On a pratiquement tout dit sur Fantastic Mr. Fox de Wes Anderson (un film produit par la Fox évidemment). Je ne reviens donc pas sur l’histoire, adaptée du roman pour enfants de Roald Dahl, un auteur que je n’ai jamais lu, ni sur les thèmes chers à Anderson que sont la famille, la relation père/fils, etc., ni sur la technique de l’animation "image par image", procédé désuet mais qui fait tout le charme du film, renouant avec la poésie du Roman de Renard (Starewitch) ou de King Kong (Schoedsack et Cooper). En revanche, je voudrais dire quelques mots sur la manière dont Anderson croise une technique un peu brute, quasi primitive, sinon sauvage, et un récit foisonnant et parfaitement huilé (comme tout conte pour enfants), là où chez lui c’est d’habitude l’inverse (scénographie riche et dense, remplissant le cadre, qu’il s’agisse de la cabine d’un bateau ou du compartiment d’un train, au service d'un récit toujours inventif mais éparpillé).
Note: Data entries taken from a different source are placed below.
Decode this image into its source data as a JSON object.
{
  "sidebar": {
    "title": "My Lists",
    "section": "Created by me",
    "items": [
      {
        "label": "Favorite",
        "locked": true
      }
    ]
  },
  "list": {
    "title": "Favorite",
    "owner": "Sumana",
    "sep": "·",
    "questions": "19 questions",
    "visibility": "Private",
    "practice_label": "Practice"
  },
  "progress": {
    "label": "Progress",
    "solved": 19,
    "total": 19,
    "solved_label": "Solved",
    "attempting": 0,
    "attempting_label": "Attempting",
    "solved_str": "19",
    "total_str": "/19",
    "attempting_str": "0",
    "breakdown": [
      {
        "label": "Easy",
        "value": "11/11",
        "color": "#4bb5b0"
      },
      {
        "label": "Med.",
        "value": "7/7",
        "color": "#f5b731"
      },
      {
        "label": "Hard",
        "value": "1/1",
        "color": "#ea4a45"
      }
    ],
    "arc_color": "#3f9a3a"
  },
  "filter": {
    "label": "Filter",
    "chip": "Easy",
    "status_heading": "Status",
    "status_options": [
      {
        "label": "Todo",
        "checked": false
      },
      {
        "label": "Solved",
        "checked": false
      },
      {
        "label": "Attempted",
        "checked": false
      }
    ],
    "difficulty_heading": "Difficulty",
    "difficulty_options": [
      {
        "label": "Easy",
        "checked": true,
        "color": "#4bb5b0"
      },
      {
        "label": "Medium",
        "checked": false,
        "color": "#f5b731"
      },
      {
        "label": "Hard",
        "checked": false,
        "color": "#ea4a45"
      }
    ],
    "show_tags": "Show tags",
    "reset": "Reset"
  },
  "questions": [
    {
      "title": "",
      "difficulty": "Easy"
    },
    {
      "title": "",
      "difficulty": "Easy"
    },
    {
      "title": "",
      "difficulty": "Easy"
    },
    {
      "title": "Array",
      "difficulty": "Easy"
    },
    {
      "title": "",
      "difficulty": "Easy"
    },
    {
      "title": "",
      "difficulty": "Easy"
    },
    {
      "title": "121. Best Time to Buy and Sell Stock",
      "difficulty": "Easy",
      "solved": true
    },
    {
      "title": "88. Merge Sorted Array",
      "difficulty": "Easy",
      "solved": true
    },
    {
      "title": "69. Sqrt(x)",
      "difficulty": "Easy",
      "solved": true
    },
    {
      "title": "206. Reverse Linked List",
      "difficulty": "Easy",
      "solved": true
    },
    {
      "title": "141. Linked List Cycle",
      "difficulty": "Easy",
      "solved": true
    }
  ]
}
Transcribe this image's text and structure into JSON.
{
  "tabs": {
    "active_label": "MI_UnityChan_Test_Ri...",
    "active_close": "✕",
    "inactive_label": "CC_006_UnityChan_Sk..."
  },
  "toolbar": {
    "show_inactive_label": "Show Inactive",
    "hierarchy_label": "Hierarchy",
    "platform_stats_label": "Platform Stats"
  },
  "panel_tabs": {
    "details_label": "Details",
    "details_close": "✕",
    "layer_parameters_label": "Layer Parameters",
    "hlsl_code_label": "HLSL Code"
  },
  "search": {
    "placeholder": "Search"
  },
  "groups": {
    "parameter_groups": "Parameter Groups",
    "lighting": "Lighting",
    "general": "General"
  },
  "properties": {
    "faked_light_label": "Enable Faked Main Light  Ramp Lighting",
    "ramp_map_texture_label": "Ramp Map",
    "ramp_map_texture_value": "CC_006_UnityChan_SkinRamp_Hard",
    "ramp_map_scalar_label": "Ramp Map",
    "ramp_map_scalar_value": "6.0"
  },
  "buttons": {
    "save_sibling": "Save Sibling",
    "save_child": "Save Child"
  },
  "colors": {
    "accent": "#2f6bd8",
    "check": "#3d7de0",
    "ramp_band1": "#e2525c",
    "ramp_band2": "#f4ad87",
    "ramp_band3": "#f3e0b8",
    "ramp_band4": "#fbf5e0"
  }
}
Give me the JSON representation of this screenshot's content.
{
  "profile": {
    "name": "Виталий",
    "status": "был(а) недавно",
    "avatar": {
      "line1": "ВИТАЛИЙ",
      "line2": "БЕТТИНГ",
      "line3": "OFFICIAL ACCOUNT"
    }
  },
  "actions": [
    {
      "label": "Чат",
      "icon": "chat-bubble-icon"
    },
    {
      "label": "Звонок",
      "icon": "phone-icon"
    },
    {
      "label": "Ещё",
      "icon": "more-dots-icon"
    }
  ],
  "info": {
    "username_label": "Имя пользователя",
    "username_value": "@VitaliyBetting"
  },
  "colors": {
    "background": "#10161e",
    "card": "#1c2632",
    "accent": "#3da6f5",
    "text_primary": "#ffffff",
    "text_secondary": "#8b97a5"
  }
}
Cette inversion dans les rapports n’est pas sans conséquence au niveau du récit lui-même qui gagne en puissance, par le contraste ainsi créé entre le côté rough de l’animation et l’aspect peluche des personnages, entre les pulsions animales de ceux-ci (en fait réduites à leur caractère vorace — séquences fulgurantes et très drôles) et la douceur veloutée de leurs expressions, au niveau du regard et surtout de la voix (celle de Clooney est un délice), sans tomber dans l'anthropomorphisme gnangnan (Maître Renard est un chef de famille, coincé entre son désir d'ascension "sociale" et son rêve d'être comme le loup, libre et sauvage — c'est aussi un chef de clan, le chef de tous les petits animaux qui habitent les terriers, comme le blaireau, la taupe, le lapin... mais pas l'opossum qui, lui, vit dans les arbres et accompagne le groupe seulement par amitié!)... bref, entre la mécanique de l'ensemble, dont on devine en permanence les rouages, la part artisanale, et la force poétique de toutes ces figurines à fourrure, ce qui confère au film une dimension matiériste et tactile assez extraordinaire; un récit qui gagne aussi en dynamisme (la vitesse de narration varie en fonction des situations alors que la taille des personnages varie, elle, en fonction du décor), et surtout en profondeur, à travers ce que nous dévoile Wes Anderson de son rapport au monde.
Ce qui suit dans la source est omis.